Monday 13 July, 2020

Gov't to intervene in Judiciary debacle

The Government has decided to start the ball rolling to determine the way forward to address the 53 cases, some of which were partially heard, by former Chief Magistrate Marcia Ayers-Caesar.

Minister in the Ministry of the Attorney General and Legal Affairs Stuart Young revealed this at the post-cabinet news conference on Thursday.

The fiasco between the JLSC and former Chief Magistrate became the subject of contention after it was revealed that Ayers-Caesar was appointed as a High Court Judge despite having 53 matters pending. On April 27 she resigned.

Minister Young noted that the Government had previously decided against interfering in the situation which saw the 53 cases being forced to restart at the Magistracy level.

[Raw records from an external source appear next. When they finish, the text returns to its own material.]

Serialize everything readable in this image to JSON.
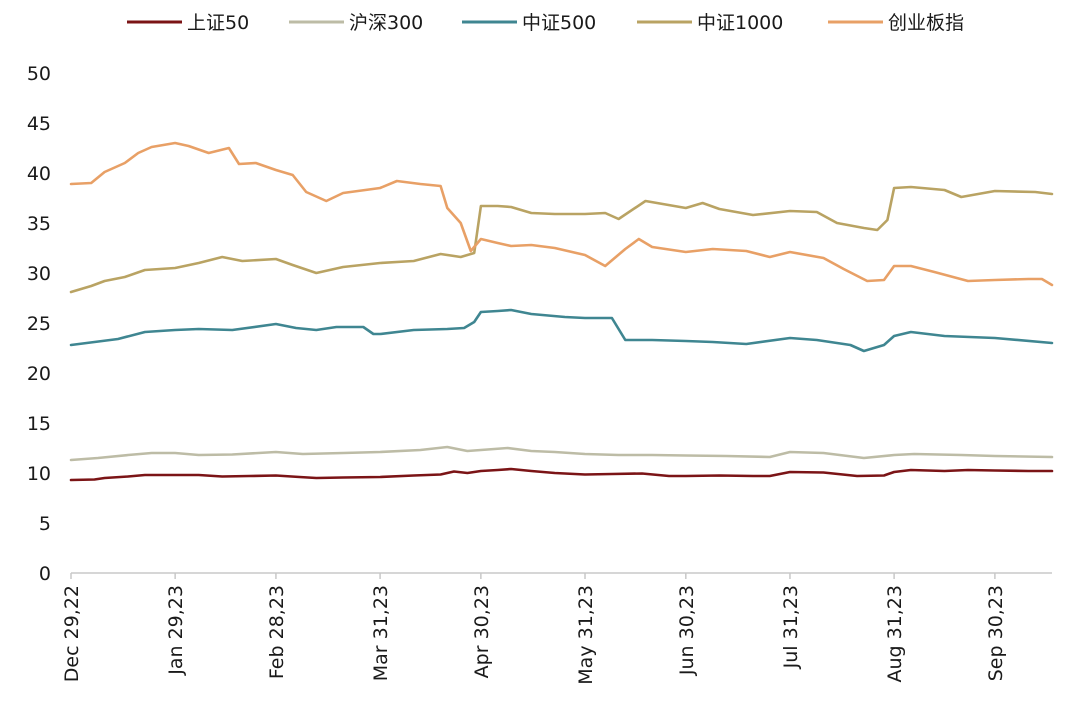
{
  "chart_data": {
    "type": "line",
    "title": "",
    "xlabel": "",
    "ylabel": "",
    "ylim": [
      0,
      50
    ],
    "yticks": [
      0,
      5,
      10,
      15,
      20,
      25,
      30,
      35,
      40,
      45,
      50
    ],
    "x_ticks": [
      "Dec 29,22",
      "Jan 29,23",
      "Feb 28,23",
      "Mar 31,23",
      "Apr 30,23",
      "May 31,23",
      "Jun 30,23",
      "Jul 31,23",
      "Aug 31,23",
      "Sep 30,23"
    ],
    "x_tick_dates": [
      "2022-12-29",
      "2023-01-29",
      "2023-02-28",
      "2023-03-31",
      "2023-04-30",
      "2023-05-31",
      "2023-06-30",
      "2023-07-31",
      "2023-08-31",
      "2023-09-30"
    ],
    "x_range": [
      "2022-12-29",
      "2023-10-17"
    ],
    "grid": false,
    "legend_position": "top",
    "series": [
      {
        "name": "上证50",
        "color": "#7B1416",
        "points": [
          [
            "2022-12-29",
            9.3
          ],
          [
            "2023-01-05",
            9.35
          ],
          [
            "2023-01-08",
            9.5
          ],
          [
            "2023-01-15",
            9.65
          ],
          [
            "2023-01-20",
            9.8
          ],
          [
            "2023-01-29",
            9.8
          ],
          [
            "2023-02-05",
            9.8
          ],
          [
            "2023-02-12",
            9.65
          ],
          [
            "2023-02-20",
            9.7
          ],
          [
            "2023-02-28",
            9.75
          ],
          [
            "2023-03-07",
            9.6
          ],
          [
            "2023-03-12",
            9.5
          ],
          [
            "2023-03-20",
            9.55
          ],
          [
            "2023-03-31",
            9.6
          ],
          [
            "2023-04-10",
            9.75
          ],
          [
            "2023-04-18",
            9.85
          ],
          [
            "2023-04-22",
            10.15
          ],
          [
            "2023-04-26",
            10.0
          ],
          [
            "2023-04-30",
            10.2
          ],
          [
            "2023-05-05",
            10.3
          ],
          [
            "2023-05-09",
            10.4
          ],
          [
            "2023-05-15",
            10.2
          ],
          [
            "2023-05-22",
            10.0
          ],
          [
            "2023-05-31",
            9.85
          ],
          [
            "2023-06-08",
            9.9
          ],
          [
            "2023-06-17",
            9.95
          ],
          [
            "2023-06-25",
            9.7
          ],
          [
            "2023-06-30",
            9.7
          ],
          [
            "2023-07-10",
            9.75
          ],
          [
            "2023-07-20",
            9.7
          ],
          [
            "2023-07-25",
            9.7
          ],
          [
            "2023-07-31",
            10.1
          ],
          [
            "2023-08-10",
            10.05
          ],
          [
            "2023-08-20",
            9.7
          ],
          [
            "2023-08-28",
            9.75
          ],
          [
            "2023-08-31",
            10.1
          ],
          [
            "2023-09-05",
            10.3
          ],
          [
            "2023-09-15",
            10.2
          ],
          [
            "2023-09-22",
            10.3
          ],
          [
            "2023-09-30",
            10.25
          ],
          [
            "2023-10-10",
            10.2
          ],
          [
            "2023-10-17",
            10.2
          ]
        ]
      },
      {
        "name": "沪深300",
        "color": "#BDBCA6",
        "points": [
          [
            "2022-12-29",
            11.3
          ],
          [
            "2023-01-06",
            11.5
          ],
          [
            "2023-01-15",
            11.8
          ],
          [
            "2023-01-22",
            12.0
          ],
          [
            "2023-01-29",
            12.0
          ],
          [
            "2023-02-05",
            11.8
          ],
          [
            "2023-02-15",
            11.85
          ],
          [
            "2023-02-28",
            12.1
          ],
          [
            "2023-03-08",
            11.9
          ],
          [
            "2023-03-20",
            12.0
          ],
          [
            "2023-03-31",
            12.1
          ],
          [
            "2023-04-12",
            12.3
          ],
          [
            "2023-04-20",
            12.6
          ],
          [
            "2023-04-26",
            12.2
          ],
          [
            "2023-04-30",
            12.3
          ],
          [
            "2023-05-08",
            12.5
          ],
          [
            "2023-05-15",
            12.2
          ],
          [
            "2023-05-22",
            12.1
          ],
          [
            "2023-05-31",
            11.9
          ],
          [
            "2023-06-10",
            11.8
          ],
          [
            "2023-06-20",
            11.8
          ],
          [
            "2023-06-30",
            11.75
          ],
          [
            "2023-07-12",
            11.7
          ],
          [
            "2023-07-25",
            11.6
          ],
          [
            "2023-07-31",
            12.1
          ],
          [
            "2023-08-10",
            12.0
          ],
          [
            "2023-08-22",
            11.5
          ],
          [
            "2023-08-31",
            11.8
          ],
          [
            "2023-09-06",
            11.9
          ],
          [
            "2023-09-20",
            11.8
          ],
          [
            "2023-09-30",
            11.7
          ],
          [
            "2023-10-17",
            11.6
          ]
        ]
      },
      {
        "name": "中证500",
        "color": "#3F8691",
        "points": [
          [
            "2022-12-29",
            22.8
          ],
          [
            "2023-01-05",
            23.1
          ],
          [
            "2023-01-12",
            23.4
          ],
          [
            "2023-01-20",
            24.1
          ],
          [
            "2023-01-29",
            24.3
          ],
          [
            "2023-02-05",
            24.4
          ],
          [
            "2023-02-15",
            24.3
          ],
          [
            "2023-02-28",
            24.9
          ],
          [
            "2023-03-06",
            24.5
          ],
          [
            "2023-03-12",
            24.3
          ],
          [
            "2023-03-18",
            24.6
          ],
          [
            "2023-03-26",
            24.6
          ],
          [
            "2023-03-29",
            23.9
          ],
          [
            "2023-03-31",
            23.9
          ],
          [
            "2023-04-10",
            24.3
          ],
          [
            "2023-04-20",
            24.4
          ],
          [
            "2023-04-25",
            24.5
          ],
          [
            "2023-04-28",
            25.1
          ],
          [
            "2023-04-30",
            26.1
          ],
          [
            "2023-05-05",
            26.2
          ],
          [
            "2023-05-09",
            26.3
          ],
          [
            "2023-05-15",
            25.9
          ],
          [
            "2023-05-25",
            25.6
          ],
          [
            "2023-05-31",
            25.5
          ],
          [
            "2023-06-08",
            25.5
          ],
          [
            "2023-06-12",
            23.3
          ],
          [
            "2023-06-20",
            23.3
          ],
          [
            "2023-06-30",
            23.2
          ],
          [
            "2023-07-08",
            23.1
          ],
          [
            "2023-07-18",
            22.9
          ],
          [
            "2023-07-31",
            23.5
          ],
          [
            "2023-08-08",
            23.3
          ],
          [
            "2023-08-18",
            22.8
          ],
          [
            "2023-08-22",
            22.2
          ],
          [
            "2023-08-28",
            22.8
          ],
          [
            "2023-08-31",
            23.7
          ],
          [
            "2023-09-05",
            24.1
          ],
          [
            "2023-09-15",
            23.7
          ],
          [
            "2023-09-30",
            23.5
          ],
          [
            "2023-10-17",
            23.0
          ]
        ]
      },
      {
        "name": "中证1000",
        "color": "#B9A363",
        "points": [
          [
            "2022-12-29",
            28.1
          ],
          [
            "2023-01-04",
            28.7
          ],
          [
            "2023-01-08",
            29.2
          ],
          [
            "2023-01-14",
            29.6
          ],
          [
            "2023-01-20",
            30.3
          ],
          [
            "2023-01-29",
            30.5
          ],
          [
            "2023-02-05",
            31.0
          ],
          [
            "2023-02-12",
            31.6
          ],
          [
            "2023-02-18",
            31.2
          ],
          [
            "2023-02-28",
            31.4
          ],
          [
            "2023-03-05",
            30.8
          ],
          [
            "2023-03-12",
            30.0
          ],
          [
            "2023-03-20",
            30.6
          ],
          [
            "2023-03-31",
            31.0
          ],
          [
            "2023-04-10",
            31.2
          ],
          [
            "2023-04-18",
            31.9
          ],
          [
            "2023-04-24",
            31.6
          ],
          [
            "2023-04-28",
            32.0
          ],
          [
            "2023-04-30",
            36.7
          ],
          [
            "2023-05-05",
            36.7
          ],
          [
            "2023-05-09",
            36.6
          ],
          [
            "2023-05-15",
            36.0
          ],
          [
            "2023-05-22",
            35.9
          ],
          [
            "2023-05-31",
            35.9
          ],
          [
            "2023-06-06",
            36.0
          ],
          [
            "2023-06-10",
            35.4
          ],
          [
            "2023-06-18",
            37.2
          ],
          [
            "2023-06-30",
            36.5
          ],
          [
            "2023-07-05",
            37.0
          ],
          [
            "2023-07-10",
            36.4
          ],
          [
            "2023-07-20",
            35.8
          ],
          [
            "2023-07-31",
            36.2
          ],
          [
            "2023-08-08",
            36.1
          ],
          [
            "2023-08-14",
            35.0
          ],
          [
            "2023-08-22",
            34.5
          ],
          [
            "2023-08-26",
            34.3
          ],
          [
            "2023-08-29",
            35.3
          ],
          [
            "2023-08-31",
            38.5
          ],
          [
            "2023-09-05",
            38.6
          ],
          [
            "2023-09-15",
            38.3
          ],
          [
            "2023-09-20",
            37.6
          ],
          [
            "2023-09-30",
            38.2
          ],
          [
            "2023-10-12",
            38.1
          ],
          [
            "2023-10-17",
            37.9
          ]
        ]
      },
      {
        "name": "创业板指",
        "color": "#E8A066",
        "points": [
          [
            "2022-12-29",
            38.9
          ],
          [
            "2023-01-04",
            39.0
          ],
          [
            "2023-01-08",
            40.1
          ],
          [
            "2023-01-14",
            41.0
          ],
          [
            "2023-01-18",
            42.0
          ],
          [
            "2023-01-22",
            42.6
          ],
          [
            "2023-01-29",
            43.0
          ],
          [
            "2023-02-02",
            42.7
          ],
          [
            "2023-02-08",
            42.0
          ],
          [
            "2023-02-14",
            42.5
          ],
          [
            "2023-02-17",
            40.9
          ],
          [
            "2023-02-22",
            41.0
          ],
          [
            "2023-02-28",
            40.3
          ],
          [
            "2023-03-05",
            39.8
          ],
          [
            "2023-03-09",
            38.1
          ],
          [
            "2023-03-15",
            37.2
          ],
          [
            "2023-03-20",
            38.0
          ],
          [
            "2023-03-31",
            38.5
          ],
          [
            "2023-04-05",
            39.2
          ],
          [
            "2023-04-12",
            38.9
          ],
          [
            "2023-04-18",
            38.7
          ],
          [
            "2023-04-20",
            36.5
          ],
          [
            "2023-04-24",
            35.0
          ],
          [
            "2023-04-27",
            32.2
          ],
          [
            "2023-04-30",
            33.4
          ],
          [
            "2023-05-05",
            33.0
          ],
          [
            "2023-05-09",
            32.7
          ],
          [
            "2023-05-15",
            32.8
          ],
          [
            "2023-05-22",
            32.5
          ],
          [
            "2023-05-31",
            31.8
          ],
          [
            "2023-06-06",
            30.7
          ],
          [
            "2023-06-12",
            32.4
          ],
          [
            "2023-06-16",
            33.4
          ],
          [
            "2023-06-20",
            32.6
          ],
          [
            "2023-06-30",
            32.1
          ],
          [
            "2023-07-08",
            32.4
          ],
          [
            "2023-07-18",
            32.2
          ],
          [
            "2023-07-25",
            31.6
          ],
          [
            "2023-07-31",
            32.1
          ],
          [
            "2023-08-10",
            31.5
          ],
          [
            "2023-08-16",
            30.4
          ],
          [
            "2023-08-23",
            29.2
          ],
          [
            "2023-08-28",
            29.3
          ],
          [
            "2023-08-31",
            30.7
          ],
          [
            "2023-09-05",
            30.7
          ],
          [
            "2023-09-12",
            30.1
          ],
          [
            "2023-09-22",
            29.2
          ],
          [
            "2023-09-30",
            29.3
          ],
          [
            "2023-10-10",
            29.4
          ],
          [
            "2023-10-14",
            29.4
          ],
          [
            "2023-10-17",
            28.8
          ]
        ]
      }
    ]
  }
}
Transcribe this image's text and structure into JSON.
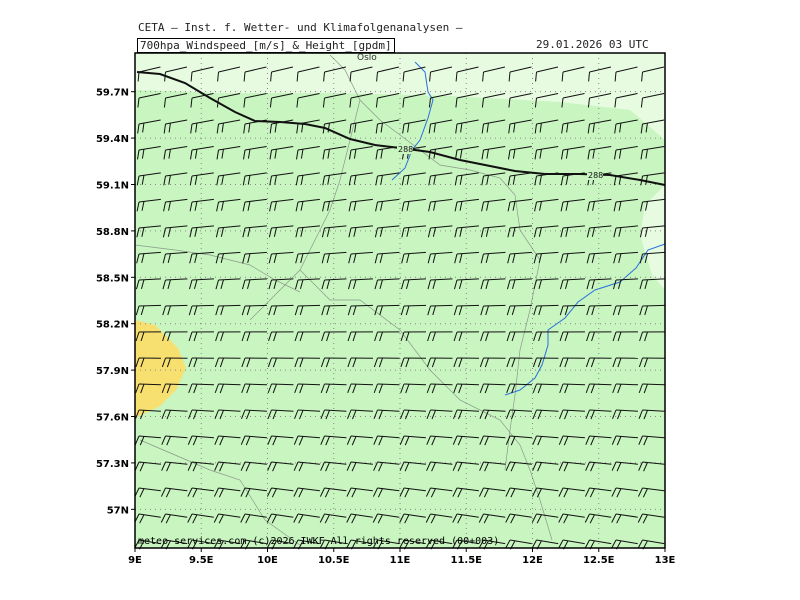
{
  "header": {
    "org_title": "CETA — Inst. f. Wetter- und Klimafolgenanalysen —",
    "field_title": "700hpa_Windspeed_[m/s]_&_Height_[gpdm]",
    "valid_time": "29.01.2026 03 UTC"
  },
  "map": {
    "lon_range": [
      9,
      13
    ],
    "lat_range": [
      56.75,
      59.95
    ],
    "lon_ticks": [
      "9E",
      "9.5E",
      "10E",
      "10.5E",
      "11E",
      "11.5E",
      "12E",
      "12.5E",
      "13E"
    ],
    "lat_ticks": [
      "57N",
      "57.3N",
      "57.6N",
      "57.9N",
      "58.2N",
      "58.5N",
      "58.8N",
      "59.1N",
      "59.4N",
      "59.7N"
    ],
    "grid": "dotted",
    "place_label": "Oslo",
    "contour_label": "288",
    "colors": {
      "shade_light": "#c8f5c0",
      "shade_pale": "#e6fbe0",
      "shade_yellow": "#f8e070",
      "river": "#2a6fe0",
      "coast": "#8a9a8a",
      "contour": "#111111"
    }
  },
  "footer": {
    "copyright": "meteo-services.com  (c)2026 IWKF  All rights reserved (00+003)"
  }
}
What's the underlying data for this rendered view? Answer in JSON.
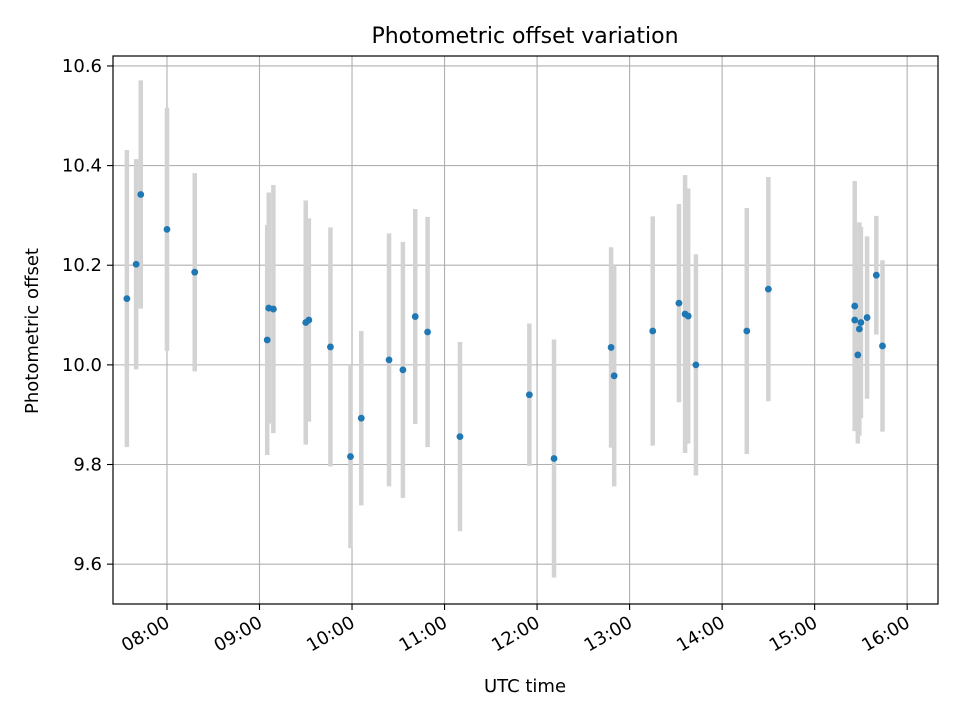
{
  "chart_data": {
    "type": "scatter",
    "title": "Photometric offset variation",
    "xlabel": "UTC time",
    "ylabel": "Photometric offset",
    "xlim": [
      "07:25",
      "16:20"
    ],
    "ylim": [
      9.52,
      10.62
    ],
    "x_ticks": [
      "08:00",
      "09:00",
      "10:00",
      "11:00",
      "12:00",
      "13:00",
      "14:00",
      "15:00",
      "16:00"
    ],
    "y_ticks": [
      9.6,
      9.8,
      10.0,
      10.2,
      10.4,
      10.6
    ],
    "grid": true,
    "colors": {
      "points": "#1f77b4",
      "error_bars": "#d3d3d3",
      "grid": "#b0b0b0"
    },
    "series": [
      {
        "points": [
          {
            "x": "07:34",
            "y": 10.133,
            "y_low": 9.835,
            "y_high": 10.431
          },
          {
            "x": "07:40",
            "y": 10.202,
            "y_low": 9.991,
            "y_high": 10.413
          },
          {
            "x": "07:43",
            "y": 10.342,
            "y_low": 10.113,
            "y_high": 10.571
          },
          {
            "x": "08:00",
            "y": 10.272,
            "y_low": 10.028,
            "y_high": 10.516
          },
          {
            "x": "08:18",
            "y": 10.186,
            "y_low": 9.987,
            "y_high": 10.385
          },
          {
            "x": "09:05",
            "y": 10.05,
            "y_low": 9.819,
            "y_high": 10.281
          },
          {
            "x": "09:06",
            "y": 10.114,
            "y_low": 9.882,
            "y_high": 10.346
          },
          {
            "x": "09:09",
            "y": 10.112,
            "y_low": 9.863,
            "y_high": 10.361
          },
          {
            "x": "09:30",
            "y": 10.085,
            "y_low": 9.84,
            "y_high": 10.33
          },
          {
            "x": "09:32",
            "y": 10.09,
            "y_low": 9.886,
            "y_high": 10.294
          },
          {
            "x": "09:46",
            "y": 10.036,
            "y_low": 9.796,
            "y_high": 10.276
          },
          {
            "x": "09:59",
            "y": 9.816,
            "y_low": 9.632,
            "y_high": 10.0
          },
          {
            "x": "10:06",
            "y": 9.893,
            "y_low": 9.718,
            "y_high": 10.068
          },
          {
            "x": "10:24",
            "y": 10.01,
            "y_low": 9.756,
            "y_high": 10.264
          },
          {
            "x": "10:33",
            "y": 9.99,
            "y_low": 9.733,
            "y_high": 10.247
          },
          {
            "x": "10:41",
            "y": 10.097,
            "y_low": 9.881,
            "y_high": 10.313
          },
          {
            "x": "10:49",
            "y": 10.066,
            "y_low": 9.835,
            "y_high": 10.297
          },
          {
            "x": "11:10",
            "y": 9.856,
            "y_low": 9.666,
            "y_high": 10.046
          },
          {
            "x": "11:55",
            "y": 9.94,
            "y_low": 9.797,
            "y_high": 10.083
          },
          {
            "x": "12:11",
            "y": 9.812,
            "y_low": 9.573,
            "y_high": 10.051
          },
          {
            "x": "12:48",
            "y": 10.035,
            "y_low": 9.834,
            "y_high": 10.236
          },
          {
            "x": "12:50",
            "y": 9.978,
            "y_low": 9.756,
            "y_high": 10.2
          },
          {
            "x": "13:15",
            "y": 10.068,
            "y_low": 9.838,
            "y_high": 10.298
          },
          {
            "x": "13:32",
            "y": 10.124,
            "y_low": 9.925,
            "y_high": 10.323
          },
          {
            "x": "13:36",
            "y": 10.102,
            "y_low": 9.823,
            "y_high": 10.381
          },
          {
            "x": "13:38",
            "y": 10.098,
            "y_low": 9.842,
            "y_high": 10.354
          },
          {
            "x": "13:43",
            "y": 10.0,
            "y_low": 9.778,
            "y_high": 10.222
          },
          {
            "x": "14:16",
            "y": 10.068,
            "y_low": 9.821,
            "y_high": 10.315
          },
          {
            "x": "14:30",
            "y": 10.152,
            "y_low": 9.927,
            "y_high": 10.377
          },
          {
            "x": "15:26",
            "y": 10.118,
            "y_low": 9.867,
            "y_high": 10.369
          },
          {
            "x": "15:26",
            "y": 10.09,
            "y_low": 9.901,
            "y_high": 10.279
          },
          {
            "x": "15:28",
            "y": 10.02,
            "y_low": 9.842,
            "y_high": 10.198
          },
          {
            "x": "15:29",
            "y": 10.072,
            "y_low": 9.858,
            "y_high": 10.286
          },
          {
            "x": "15:30",
            "y": 10.085,
            "y_low": 9.893,
            "y_high": 10.277
          },
          {
            "x": "15:34",
            "y": 10.095,
            "y_low": 9.932,
            "y_high": 10.258
          },
          {
            "x": "15:40",
            "y": 10.18,
            "y_low": 10.061,
            "y_high": 10.299
          },
          {
            "x": "15:44",
            "y": 10.038,
            "y_low": 9.866,
            "y_high": 10.21
          }
        ]
      }
    ]
  }
}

According to Young, various stakeholders have pleaded with the Government to implement Legislation that would treat with the incident. He said, however, that during the meeting between Prime Minister Dr Keith Rowley and Opposition Leader Kamla Persad Bissessar on July 18, the UNC leader stated that she would not support any such legislation.

Minister Young said having granted the various stakeholders sufficient time to come up with a solution to attend to the 53 cases, the Government has now decided to file an Interpretation Summons in the High Court next week, where it will open the floor for all stakeholders to issue submissions through the High Court, to the JLSC, to make a determination.

“We will be going to court, via the Attorney General, and we hope to file these proceedings next week where we will basically lay the facts out as we know it via affidavit to the High Court and we will set out what are the various provisions of the existing law that apply and we will then invite the High Court to make a decision and to come to a conclusion as to how these 53 cases should be dealt with going forward,” he said.

The Legal Affairs Minister, however, maintained that the Dr Keith Rowley-led regime will not have any further involvement in the case, apart from bringing it to the High Court.

 “We will not be the ones as the Government, arguing as to how it should be dealt with but rather, putting that at the doorstep of the Judiciary along with the facts and the law as it exists and we expect interested parties to come forward and then argue or make their submissions to the High Court and of course there is an appeal process all the way up to the Privy Council."

"We expect and we hope that everyone would participate with the Judiciary who will have management of this matter in having it dealt with as expeditiously as possible. The judiciary is in control and will be in control of these proceedings and we expect that all parties involved will do what is best for those persons who are directly affected by the 53 cases that are currently stuck at the magistracy,” he stated.